There have been other methods developed to predict the pathogenicity of variants. These include the online servers such as AlphaMissense and PredictSNP that are shown in
Table 7. These predict the variants as likely pathogenic or deleterious but are not made to specifically address drug resistance or sensitivity. Other methods have been developed to predict the functional consequences of variants. In one such study, an XGBoost-based machine used position, frequency, consequence for the canonical
BRCA2 transcript, and deleteriousness prediction scores from several tools as features to obtain high accuracy prediction of BRCA variants [
20]. The software 3Cnet uses recurrent neural networks to analyze the amino acid context of human variants to predict pathogenicity [
21]. Another study used gene-specific machine learning rather than disease-specific to predict the pathogenicity of BRCA variants [
22]. Deep learning has also been applied to predict pathogenicity in the Missense Variant Pathogenicity prediction method for variants in hereditary cancer [
23]. However, none of these methods specifically address the question of drug resistance/sensitivity of variants.
In this study, a few features (dihedral angles) were selected and yielded better results than using all the dihedral angles. In machine learning, feature selection can lead to an improvement of model results. In a model with a large feature set, some of the features might not correlate well with the different classes. For example, there might be a feature that changes little across classes or one whose large variance appears as “noise”. By eliminating such features and only keeping those with relevant information content, the machine learning model can have better performance with the selected set of features over regular parameters.

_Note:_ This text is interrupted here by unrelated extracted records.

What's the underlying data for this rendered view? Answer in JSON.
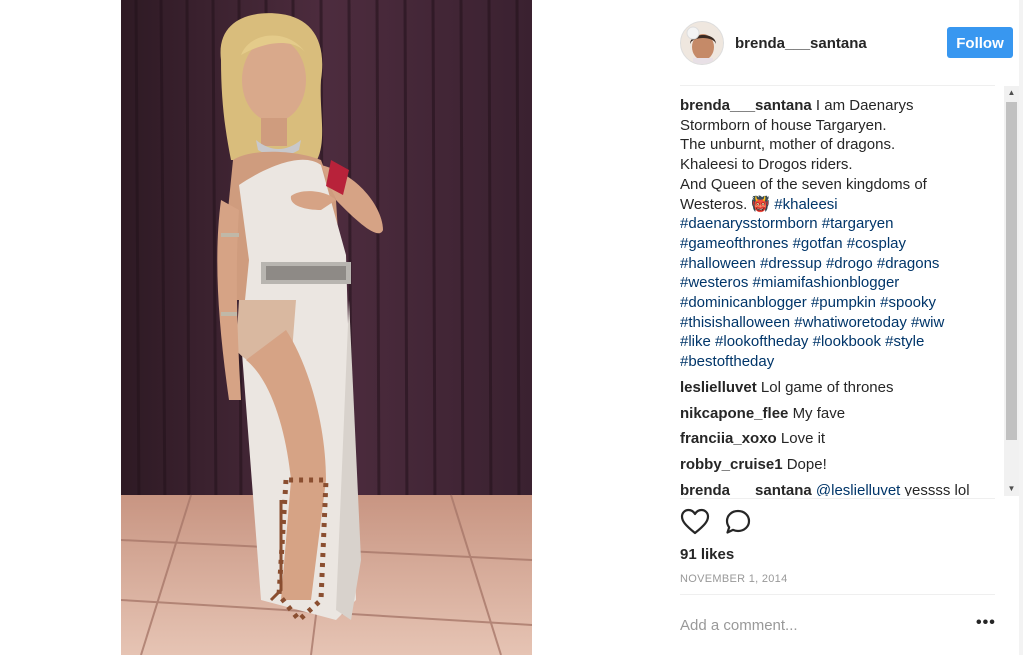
{
  "post": {
    "username": "brenda___santana",
    "follow_label": "Follow",
    "caption_lines": [
      "I am Daenarys",
      "Stormborn of house Targaryen.",
      "The unburnt, mother of dragons.",
      "Khaleesi to Drogos riders.",
      "And Queen of the seven kingdoms of",
      "Westeros. 👹"
    ],
    "hashtags": [
      "#khaleesi",
      "#daenarysstormborn",
      "#targaryen",
      "#gameofthrones",
      "#gotfan",
      "#cosplay",
      "#halloween",
      "#dressup",
      "#drogo",
      "#dragons",
      "#westeros",
      "#miamifashionblogger",
      "#dominicanblogger",
      "#pumpkin",
      "#spooky",
      "#thisishalloween",
      "#whatiworetoday",
      "#wiw",
      "#like",
      "#lookoftheday",
      "#lookbook",
      "#style",
      "#bestoftheday"
    ],
    "comments": [
      {
        "user": "leslielluvet",
        "text": "Lol game of thrones"
      },
      {
        "user": "nikcapone_flee",
        "text": "My fave"
      },
      {
        "user": "franciia_xoxo",
        "text": "Love it"
      },
      {
        "user": "robby_cruise1",
        "text": "Dope!"
      },
      {
        "user": "brenda___santana",
        "mention": "@leslielluvet",
        "text": "yessss lol"
      }
    ],
    "likes": "91 likes",
    "date": "NOVEMBER 1, 2014",
    "add_comment_placeholder": "Add a comment...",
    "more_label": "•••"
  },
  "icons": {
    "like": "heart-icon",
    "comment": "comment-icon"
  },
  "colors": {
    "follow_button": "#3897f0",
    "hashtag": "#003569",
    "muted": "#999999"
  }
}
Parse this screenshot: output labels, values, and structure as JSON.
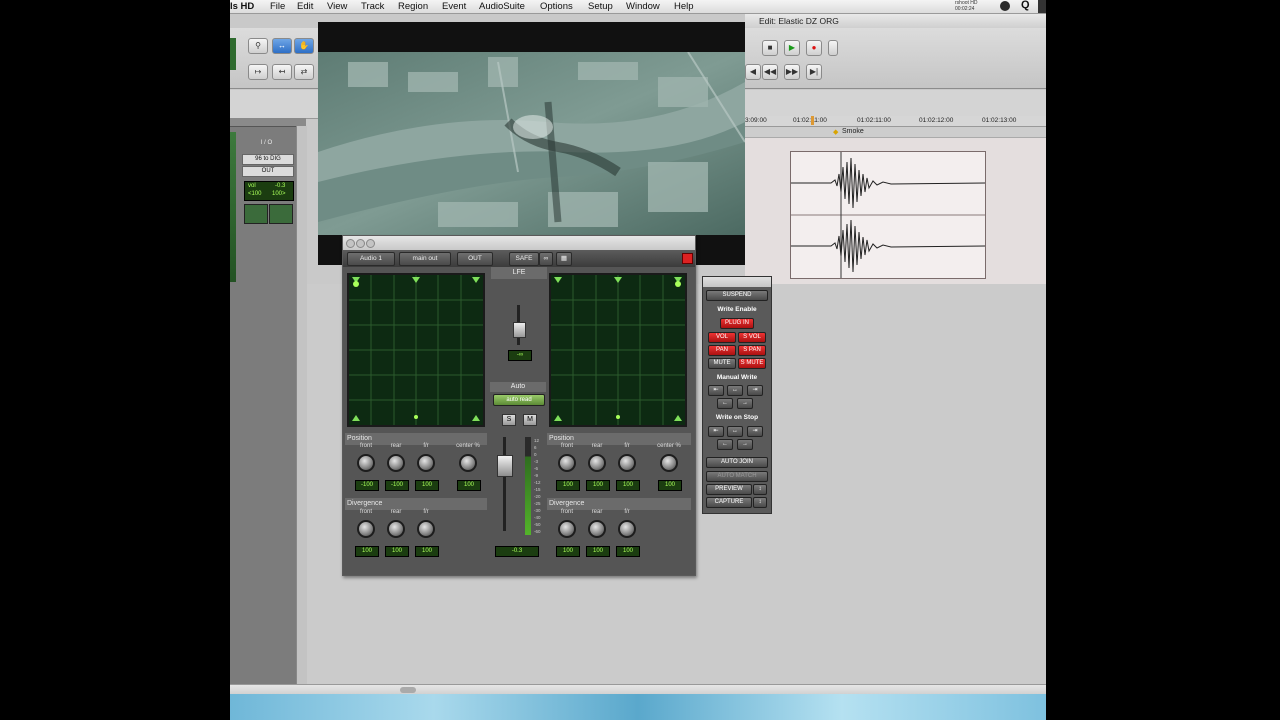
{
  "menubar": {
    "app_name": "ls HD",
    "items": [
      "File",
      "Edit",
      "View",
      "Track",
      "Region",
      "Event",
      "AudioSuite",
      "Options",
      "Setup",
      "Window",
      "Help"
    ],
    "status_line1": "rshoot HD",
    "status_line2": "00:02:24"
  },
  "edit_window": {
    "title": "Edit: Elastic DZ ORG",
    "timeline": [
      "3:09:00",
      "01:02:11:00",
      "01:02:11:00",
      "01:02:12:00",
      "01:02:13:00"
    ],
    "marker": "Smoke",
    "io_header": "I / O",
    "io_input": "96 to DIG",
    "io_output": "OUT",
    "vol_label": "vol",
    "vol_value": "-0.3",
    "pan_left": "<100",
    "pan_right": "100>"
  },
  "panner": {
    "track": "Audio 1",
    "output": "main out",
    "out_label": "OUT",
    "safe_label": "SAFE",
    "lfe_label": "LFE",
    "lfe_value": "-∞",
    "auto_label": "Auto",
    "auto_mode": "auto read",
    "solo": "S",
    "mute": "M",
    "fader_value": "-0.3",
    "left": {
      "position_label": "Position",
      "knob_labels": [
        "front",
        "rear",
        "f/r",
        "center %"
      ],
      "knob_values": [
        "-100",
        "-100",
        "100",
        "100"
      ],
      "divergence_label": "Divergence",
      "div_labels": [
        "front",
        "rear",
        "f/r"
      ],
      "div_values": [
        "100",
        "100",
        "100"
      ]
    },
    "right": {
      "position_label": "Position",
      "knob_labels": [
        "front",
        "rear",
        "f/r",
        "center %"
      ],
      "knob_values": [
        "100",
        "100",
        "100",
        "100"
      ],
      "divergence_label": "Divergence",
      "div_labels": [
        "front",
        "rear",
        "f/r"
      ],
      "div_values": [
        "100",
        "100",
        "100"
      ]
    },
    "meter_scale": [
      "12",
      "6",
      "0",
      "-3",
      "-6",
      "-9",
      "-12",
      "-15",
      "-20",
      "-25",
      "-30",
      "-40",
      "-50",
      "-60"
    ]
  },
  "automation": {
    "suspend": "SUSPEND",
    "write_enable": "Write Enable",
    "plugin": "PLUG IN",
    "vol": "VOL",
    "svol": "S VOL",
    "pan": "PAN",
    "span": "S PAN",
    "mute": "MUTE",
    "smute": "S MUTE",
    "manual_write": "Manual Write",
    "write_on_stop": "Write on Stop",
    "auto_join": "AUTO JOIN",
    "auto_match": "AUTO MATCH",
    "preview": "PREVIEW",
    "capture": "CAPTURE"
  }
}
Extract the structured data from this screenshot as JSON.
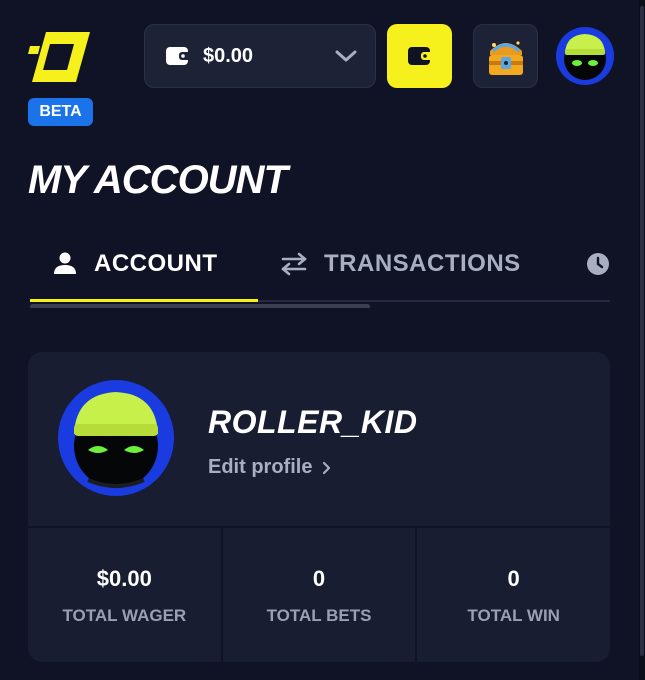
{
  "header": {
    "beta_badge": "BETA",
    "wallet": {
      "balance": "$0.00",
      "icon": "wallet-icon",
      "dropdown_icon": "chevron-down-icon"
    },
    "wallet_button_icon": "wallet-icon",
    "rewards_icon": "treasure-chest-icon",
    "avatar_icon": "avatar-image"
  },
  "page": {
    "title": "MY ACCOUNT"
  },
  "tabs": [
    {
      "label": "ACCOUNT",
      "icon": "user-icon",
      "active": true
    },
    {
      "label": "TRANSACTIONS",
      "icon": "swap-arrows-icon",
      "active": false
    },
    {
      "label": "",
      "icon": "clock-icon",
      "active": false
    }
  ],
  "profile": {
    "username": "ROLLER_KID",
    "edit_label": "Edit profile"
  },
  "stats": [
    {
      "value": "$0.00",
      "label": "TOTAL WAGER"
    },
    {
      "value": "0",
      "label": "TOTAL BETS"
    },
    {
      "value": "0",
      "label": "TOTAL WIN"
    }
  ],
  "colors": {
    "background": "#0f1325",
    "card": "#181d31",
    "accent_yellow": "#f6f01c",
    "beta_blue": "#1a73e8",
    "muted_text": "#a9aec0"
  }
}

There have been previous studies applying machine learning to features from molecular simulations from our research group and others. In one study we used macroscopic measures such as the twist and length of molecular features in calmodulin and the dihedral angles to differentiate between different diseases caused by different variants in the same protein [
24]. We have also made predictions about Venetoclax resistance of BCL-2 variants [
25]. Tam and co-workers applied deep learning to Ramachandran plots of the dihedral angles to functionally classify genetic variants of proteins [
26].
In conclusion, the combination of molecular dynamics and machine learning is a powerful tool to understand how changes in protein structure caused by genetic variants can lead to changes in function. This method can be leveraged to develop a classification model for predicting drug resistance/sensitivity for previously unclassified variants. These predictions could be used to determine which variants should be the subject of further experimental and clinical studies.